DISCLAIMER: I do not own Detective Conan. All characters belong to Gosho Aoyama.

Unanswered Question

"Kapan kau akan pulang?"

Pertanyaan yang keluar dari mulutku beberapa tahun yang lalu. Satu tahun? Dua tahun? Lima tahun? Entahlah, aku sudah tidak ingat. Aku tidak pernah mengingat ataupun ingin mengingat sudah berapa lama sejak aku menanyakan hal itu. Aku bahkan tidak pernah ingin melihat tanggalan karena aku tidak ingin tahu sudah selama apa hatiku menanyakan hal yang sama berulang kali. Bertanya kepada ketiadaan, tanpa tahu jika ada yang menjawab dan kapan akan terjawab.

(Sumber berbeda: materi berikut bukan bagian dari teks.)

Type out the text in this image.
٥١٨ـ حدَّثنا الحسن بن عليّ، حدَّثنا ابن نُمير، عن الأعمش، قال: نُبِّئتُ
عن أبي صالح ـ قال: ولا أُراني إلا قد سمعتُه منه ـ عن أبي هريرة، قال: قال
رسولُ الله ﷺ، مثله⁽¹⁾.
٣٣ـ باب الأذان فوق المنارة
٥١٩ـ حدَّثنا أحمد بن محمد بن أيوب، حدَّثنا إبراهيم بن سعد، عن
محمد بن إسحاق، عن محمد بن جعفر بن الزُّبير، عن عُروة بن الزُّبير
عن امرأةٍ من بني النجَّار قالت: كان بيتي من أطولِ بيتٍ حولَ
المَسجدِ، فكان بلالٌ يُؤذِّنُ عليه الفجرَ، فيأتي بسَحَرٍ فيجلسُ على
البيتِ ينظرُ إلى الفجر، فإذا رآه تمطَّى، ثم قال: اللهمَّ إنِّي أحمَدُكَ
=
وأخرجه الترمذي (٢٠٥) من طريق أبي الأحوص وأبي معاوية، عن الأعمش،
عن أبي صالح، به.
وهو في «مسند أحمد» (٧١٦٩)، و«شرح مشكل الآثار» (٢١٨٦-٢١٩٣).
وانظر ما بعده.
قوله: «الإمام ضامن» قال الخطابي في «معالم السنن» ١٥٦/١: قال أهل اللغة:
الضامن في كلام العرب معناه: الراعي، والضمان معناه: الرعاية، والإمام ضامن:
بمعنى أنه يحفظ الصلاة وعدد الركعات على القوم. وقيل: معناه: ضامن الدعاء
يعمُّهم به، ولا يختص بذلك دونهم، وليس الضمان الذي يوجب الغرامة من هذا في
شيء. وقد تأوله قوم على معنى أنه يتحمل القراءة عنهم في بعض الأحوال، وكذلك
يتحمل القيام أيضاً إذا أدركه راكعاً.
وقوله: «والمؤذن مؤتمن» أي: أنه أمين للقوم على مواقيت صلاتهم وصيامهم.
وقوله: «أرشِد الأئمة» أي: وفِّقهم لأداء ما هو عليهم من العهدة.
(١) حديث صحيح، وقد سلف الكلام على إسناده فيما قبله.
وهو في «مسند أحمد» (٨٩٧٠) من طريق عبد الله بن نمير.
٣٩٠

Aku terus menanyakan hal yang sama di dalam hatiku, entah kepada siapa…

Jika kau tanya bagaimana aku menjalani kehidupanku tanpa melihat tanggalan…mudah saja. Tinggal jalankan aktivitasku seperti biasa tanpa banyak bertanya. Aku akan bangun di subuh hari, mandi, berpakaian, membersihkan kamarku, sarapan dan pergi bekerja. Walaupun aku tidak pernah sengaja melihat tanggalan, pasti ada berbagai hal yang mengingatkanku pada tanggal berapa dan hari apa saat itu. Tanggal di koran yang diantarkan untuk bos kantorku, penyiar radio yang mengumumkan tanggal tepat dengan jam dan menitnya, bahkan seorang anak SD yang sibuk bertanya tanggal hari itu kepada ibunya di atas bis. Mungkin anak itu, tidak sabar menunggu akhir pekan.

Bagaimana jika ada tanggal merah kau tanya?

Itu bahkan jauh lebih mudah. Teman sekantorku pasti akan ribut jika besok adalah hari libur. Aku pun tidak perlu melihat tanggalan hanya untuk melihat angka-angka mana yang berwarna merah.

Jadi, sudah jelas bahwa manusia masih bisa hidup tanpa mengetahui tanggal berapa hari itu…atau sudah berapa lama mereka hidup.

Jika kau tanya berapa umurku…entahlah, aku tidak ingin mengingatnya, karena itu akan mengingatkanku terhadap kulit yang mungkin mulai mengeriput dan rambut yang mulai memutih, walau mungkin aku tidak pernah merasakannya ataupun melihatnya saat aku bercermin di pagi hari. Mungkin bisa dikatakan kalau umurku masih cukup muda?

Jika kau tanya apa yang membuatku tidak ingin melihat tanggalan ataupun mengingat sudah seberapa tua diriku…maka posisikanlah dirimu sebagai aku dan ucapkan ini dengan bibirmu yang indah. "Kapan kau akan pulang?"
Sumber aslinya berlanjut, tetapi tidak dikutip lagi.